Obergericht des Kantons Zürich I. Zivilkammer
Geschäfts-Nr.: PP130068-O/U.doc
Mitwirkend: Oberrichterin Dr. L. Hunziker Schnider, Vorsitzende, Oberrichterin Dr. M. Schaffitz und Ersatzoberrichter Dr. S. Mazan sowie Gerichtsschreiberin lic. iur.

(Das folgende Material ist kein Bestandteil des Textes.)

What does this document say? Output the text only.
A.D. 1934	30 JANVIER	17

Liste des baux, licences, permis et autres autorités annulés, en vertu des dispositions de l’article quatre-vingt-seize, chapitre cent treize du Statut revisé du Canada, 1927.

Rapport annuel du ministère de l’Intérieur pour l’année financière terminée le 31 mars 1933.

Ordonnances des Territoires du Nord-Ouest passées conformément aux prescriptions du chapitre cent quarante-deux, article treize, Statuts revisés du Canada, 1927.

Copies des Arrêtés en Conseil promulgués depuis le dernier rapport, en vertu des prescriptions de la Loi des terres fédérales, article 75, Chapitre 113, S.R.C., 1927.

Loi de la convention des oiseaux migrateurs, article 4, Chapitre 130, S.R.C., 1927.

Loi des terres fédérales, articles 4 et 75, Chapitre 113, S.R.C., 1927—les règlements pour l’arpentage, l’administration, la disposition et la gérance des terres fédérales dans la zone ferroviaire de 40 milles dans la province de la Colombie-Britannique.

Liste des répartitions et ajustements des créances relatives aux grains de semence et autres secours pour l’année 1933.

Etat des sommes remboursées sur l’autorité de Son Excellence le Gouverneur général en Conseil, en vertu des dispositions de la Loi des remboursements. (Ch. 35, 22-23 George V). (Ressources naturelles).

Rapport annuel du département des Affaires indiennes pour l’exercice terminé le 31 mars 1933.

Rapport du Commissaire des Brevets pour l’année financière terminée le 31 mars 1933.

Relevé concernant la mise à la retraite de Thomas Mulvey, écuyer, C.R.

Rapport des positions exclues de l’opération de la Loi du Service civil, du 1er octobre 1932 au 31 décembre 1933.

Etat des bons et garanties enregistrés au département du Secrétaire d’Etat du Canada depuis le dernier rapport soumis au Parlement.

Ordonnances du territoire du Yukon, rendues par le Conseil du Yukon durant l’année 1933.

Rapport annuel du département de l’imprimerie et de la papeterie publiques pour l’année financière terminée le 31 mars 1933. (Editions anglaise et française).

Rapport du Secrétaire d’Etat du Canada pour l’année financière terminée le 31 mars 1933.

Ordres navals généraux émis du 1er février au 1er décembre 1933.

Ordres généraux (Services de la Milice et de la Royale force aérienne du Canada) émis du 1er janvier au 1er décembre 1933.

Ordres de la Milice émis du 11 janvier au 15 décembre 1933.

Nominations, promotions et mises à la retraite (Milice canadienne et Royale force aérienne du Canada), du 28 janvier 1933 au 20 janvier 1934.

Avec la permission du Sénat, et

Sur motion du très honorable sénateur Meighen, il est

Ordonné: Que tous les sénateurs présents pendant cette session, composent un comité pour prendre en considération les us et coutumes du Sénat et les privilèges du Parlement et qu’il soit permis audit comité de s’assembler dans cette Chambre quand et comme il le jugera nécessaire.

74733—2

K. Montani Schmidt Beschluss vom 23. Januar 2014
in Sachen
A._____, Beklagter und Beschwerdeführer
gegen
B._____, Kläger und Beschwerdegegner
betreffend Forderung Beschwerde gegen eine Verfügung des Einzelgerichts am Bezirksgericht Horgen vom 12. Dezember 2013 (FV130058-F)
- 2 - Erwägungen: 1.1 Mit Verfügung vom 12. Dezember 2013 auferlegte die Vorinstanz dem Kläger und Beschwerdegegner (fortan Kläger) die Pflicht zur Leistung eines Kostenvorschusses in der Höhe von Fr. 4'300.– (Urk. 2 S. 2 Dispositivziffer 1). 1.2 Mit Schreiben vom 17. Dezember 2013 (zur Post gegeben am 20. Dezember 2013, eingegangen am 23. Dezember 2013) erhob der Beklagte und Beschwerdeführer (fortan Beklagter) innert Frist Beschwerde mit dem sinngemässen Antrag auf Nichteintreten auf die Klage und damit auf Aufhebung der vorinstanzlichen Verfügung (Urk. 1). 1.3 Mit Schreiben vom 23. Dezember 2013 wurde dem Beklagten die Gelegenheit eingeräumt, auf die Durchführung eines formellen Beschwerdeverfahrens zu verzichten, da er durch den von ihm angefochtenen Beschluss nicht beschwert ist (dazu nachfolgend Erw. 2; Urk. 3). Innert der ihm angesetzten Frist liess sich der Beklagte indes nicht vernehmen, weshalb das Beschwerdeverfahren durchzuführen ist. 2.1 Das Gericht prüft von Amtes wegen, ob die Prozessvoraussetzungen erfüllt sind (Art. 60 ZPO). Hierzu gehört unter anderem die Frage, ob die Partei, welche ein Rechtsmittel einlegt, durch den angefochtenen Entscheid beschwert ist (Art. 59 Abs. 2 lit. a ZPO). 2.2 Mit Verfügung vom 12. Dezember 2013 verpflichtete die Vorinstanz die klagende Partei, also B._____, einen Kostenvorschuss in der Höhe von Fr. 4'300.– zu leisten (Urk. 2 S. 2 Dispositivziffer 1). Indes wurde der Beklagte zu nichts verpflichtet, weshalb er durch den angefochtenen Entscheid in keiner Weise einen Nachteil hat. 2.3 Damit erweist sich die vorliegende Beschwerde als offensichtlich unbegründet bzw. unzulässig, weshalb auf das Einholen einer Beschwerdeantwort der Gegenpartei verzichtet werden kann (Art. 322 Abs. 1 ZPO). Auf die Beschwerde ist nicht einzutreten.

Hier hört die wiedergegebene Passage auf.